La Sala de lo Constitucional de la Corte Suprema de Justicia de El Salvador admitió una demanda de inconstitucionalidad contra las últimas acciones del Gobierno del presidente Nayib Bukele e impuso una serie de medidas cautelares entre las que se encuentra prohibir a Bukele utilizar a las Fuerzas Armadas para fines contrarios a la Constitución y anular la convocatoria de sesiones del Legislativo por parte del Gobierno.
Además, ordena al Gobierno, incluido Bukele, «el cese de los efectos de la convocatoria girada con el propósito de una sesión extraordinaria de la Asamblea Legislativa a efecto que se apruebe el préstamo» para financiar el plan de seguridad de Bukele.
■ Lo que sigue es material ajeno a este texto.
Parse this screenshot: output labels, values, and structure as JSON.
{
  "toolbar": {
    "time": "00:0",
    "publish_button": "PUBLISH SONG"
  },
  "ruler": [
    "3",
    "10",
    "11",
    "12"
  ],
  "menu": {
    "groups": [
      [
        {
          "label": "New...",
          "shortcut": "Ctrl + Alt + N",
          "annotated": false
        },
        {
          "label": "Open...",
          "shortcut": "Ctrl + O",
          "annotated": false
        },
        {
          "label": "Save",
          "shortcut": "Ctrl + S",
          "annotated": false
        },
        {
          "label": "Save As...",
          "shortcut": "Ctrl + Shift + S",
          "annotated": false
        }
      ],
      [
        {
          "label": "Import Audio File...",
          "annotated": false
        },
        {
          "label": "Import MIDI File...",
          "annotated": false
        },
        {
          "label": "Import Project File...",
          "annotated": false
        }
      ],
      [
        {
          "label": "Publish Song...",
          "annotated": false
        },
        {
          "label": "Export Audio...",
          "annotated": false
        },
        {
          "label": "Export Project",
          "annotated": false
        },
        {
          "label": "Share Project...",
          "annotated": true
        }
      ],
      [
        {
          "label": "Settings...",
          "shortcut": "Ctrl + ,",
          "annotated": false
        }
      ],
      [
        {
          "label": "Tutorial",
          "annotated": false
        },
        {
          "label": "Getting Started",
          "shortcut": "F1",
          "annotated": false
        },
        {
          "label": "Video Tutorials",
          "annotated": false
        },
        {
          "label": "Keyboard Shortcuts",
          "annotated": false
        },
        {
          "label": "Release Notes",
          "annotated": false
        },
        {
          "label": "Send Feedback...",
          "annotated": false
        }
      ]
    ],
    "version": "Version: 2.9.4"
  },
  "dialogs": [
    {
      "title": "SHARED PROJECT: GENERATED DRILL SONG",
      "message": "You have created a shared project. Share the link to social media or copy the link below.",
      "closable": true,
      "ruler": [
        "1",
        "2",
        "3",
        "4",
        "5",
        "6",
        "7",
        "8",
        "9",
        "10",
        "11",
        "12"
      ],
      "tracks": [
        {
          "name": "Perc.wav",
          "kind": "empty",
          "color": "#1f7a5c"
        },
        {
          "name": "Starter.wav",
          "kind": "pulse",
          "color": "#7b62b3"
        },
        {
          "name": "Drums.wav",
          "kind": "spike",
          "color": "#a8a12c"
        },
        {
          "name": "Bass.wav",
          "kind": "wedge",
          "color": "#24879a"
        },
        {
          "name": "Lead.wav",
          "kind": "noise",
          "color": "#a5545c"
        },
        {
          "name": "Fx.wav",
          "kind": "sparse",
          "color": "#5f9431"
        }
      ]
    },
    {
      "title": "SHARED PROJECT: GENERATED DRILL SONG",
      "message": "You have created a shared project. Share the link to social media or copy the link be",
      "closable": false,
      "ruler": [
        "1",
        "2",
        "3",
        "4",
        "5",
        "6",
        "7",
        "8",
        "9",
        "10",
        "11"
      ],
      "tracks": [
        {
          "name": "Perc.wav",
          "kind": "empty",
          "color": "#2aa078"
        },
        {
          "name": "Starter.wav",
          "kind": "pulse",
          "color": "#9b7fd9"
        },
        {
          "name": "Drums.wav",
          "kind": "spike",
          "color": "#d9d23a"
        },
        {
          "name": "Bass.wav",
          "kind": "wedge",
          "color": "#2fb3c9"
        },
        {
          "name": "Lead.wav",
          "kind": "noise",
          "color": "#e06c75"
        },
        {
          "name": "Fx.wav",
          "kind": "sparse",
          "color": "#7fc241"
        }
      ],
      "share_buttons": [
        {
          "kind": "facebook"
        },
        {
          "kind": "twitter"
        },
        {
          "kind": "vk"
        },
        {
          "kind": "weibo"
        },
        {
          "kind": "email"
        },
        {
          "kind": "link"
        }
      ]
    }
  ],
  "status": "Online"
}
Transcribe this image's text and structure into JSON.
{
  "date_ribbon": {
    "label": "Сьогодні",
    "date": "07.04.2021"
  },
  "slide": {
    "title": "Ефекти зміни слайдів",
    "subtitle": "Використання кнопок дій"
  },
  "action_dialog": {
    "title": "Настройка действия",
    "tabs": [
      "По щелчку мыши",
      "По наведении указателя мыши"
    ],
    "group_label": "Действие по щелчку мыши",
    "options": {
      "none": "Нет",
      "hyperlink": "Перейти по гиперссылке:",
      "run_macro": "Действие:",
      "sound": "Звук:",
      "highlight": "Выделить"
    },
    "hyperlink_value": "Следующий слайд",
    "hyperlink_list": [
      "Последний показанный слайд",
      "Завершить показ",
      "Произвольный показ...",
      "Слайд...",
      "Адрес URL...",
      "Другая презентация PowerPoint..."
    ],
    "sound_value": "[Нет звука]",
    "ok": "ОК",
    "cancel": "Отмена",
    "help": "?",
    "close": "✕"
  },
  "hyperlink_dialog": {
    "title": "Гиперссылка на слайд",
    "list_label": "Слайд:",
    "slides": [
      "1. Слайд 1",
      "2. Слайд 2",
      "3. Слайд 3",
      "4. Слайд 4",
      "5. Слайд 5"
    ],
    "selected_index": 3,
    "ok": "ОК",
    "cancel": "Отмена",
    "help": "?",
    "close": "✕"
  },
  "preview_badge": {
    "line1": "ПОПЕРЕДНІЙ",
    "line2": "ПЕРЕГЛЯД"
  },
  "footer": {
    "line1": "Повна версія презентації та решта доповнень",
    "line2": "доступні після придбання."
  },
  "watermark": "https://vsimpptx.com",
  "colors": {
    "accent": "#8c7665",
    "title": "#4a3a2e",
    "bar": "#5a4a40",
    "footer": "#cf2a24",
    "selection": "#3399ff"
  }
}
Bukele, que llegó al cargo el 1 de junio, lanzó el Plan de Control Territorial, a desarrollarse en tres fases con un coste de más de $575 millones. Tras ello, Bukele convocó para el domingo siguiente una sesión extraordinaria de la Asamblea Legislativa haciendo uso de un artículo constitucional ideado para «cuando los intereses de la República lo ameriten». El domingo militares a las órdenes del presidente Bukele irrumpieron en la sede de la Asamblea Legislativa y policías se presentaron en las viviendas de los asambleístas con la orden verbal de acudir a la sede parlamentaria, lo cual no hicieron. El propio Bukele entró en la sede parlamentaria rodeado de militares y dio una semana de plazo al órgano para que apruebe el conocido como Plan de Control Territorial.
Bukele asegura que los diputados de la oposición que controlan la Asamblea Legislativa están al servicio de las bandas criminales que él pretende combatir.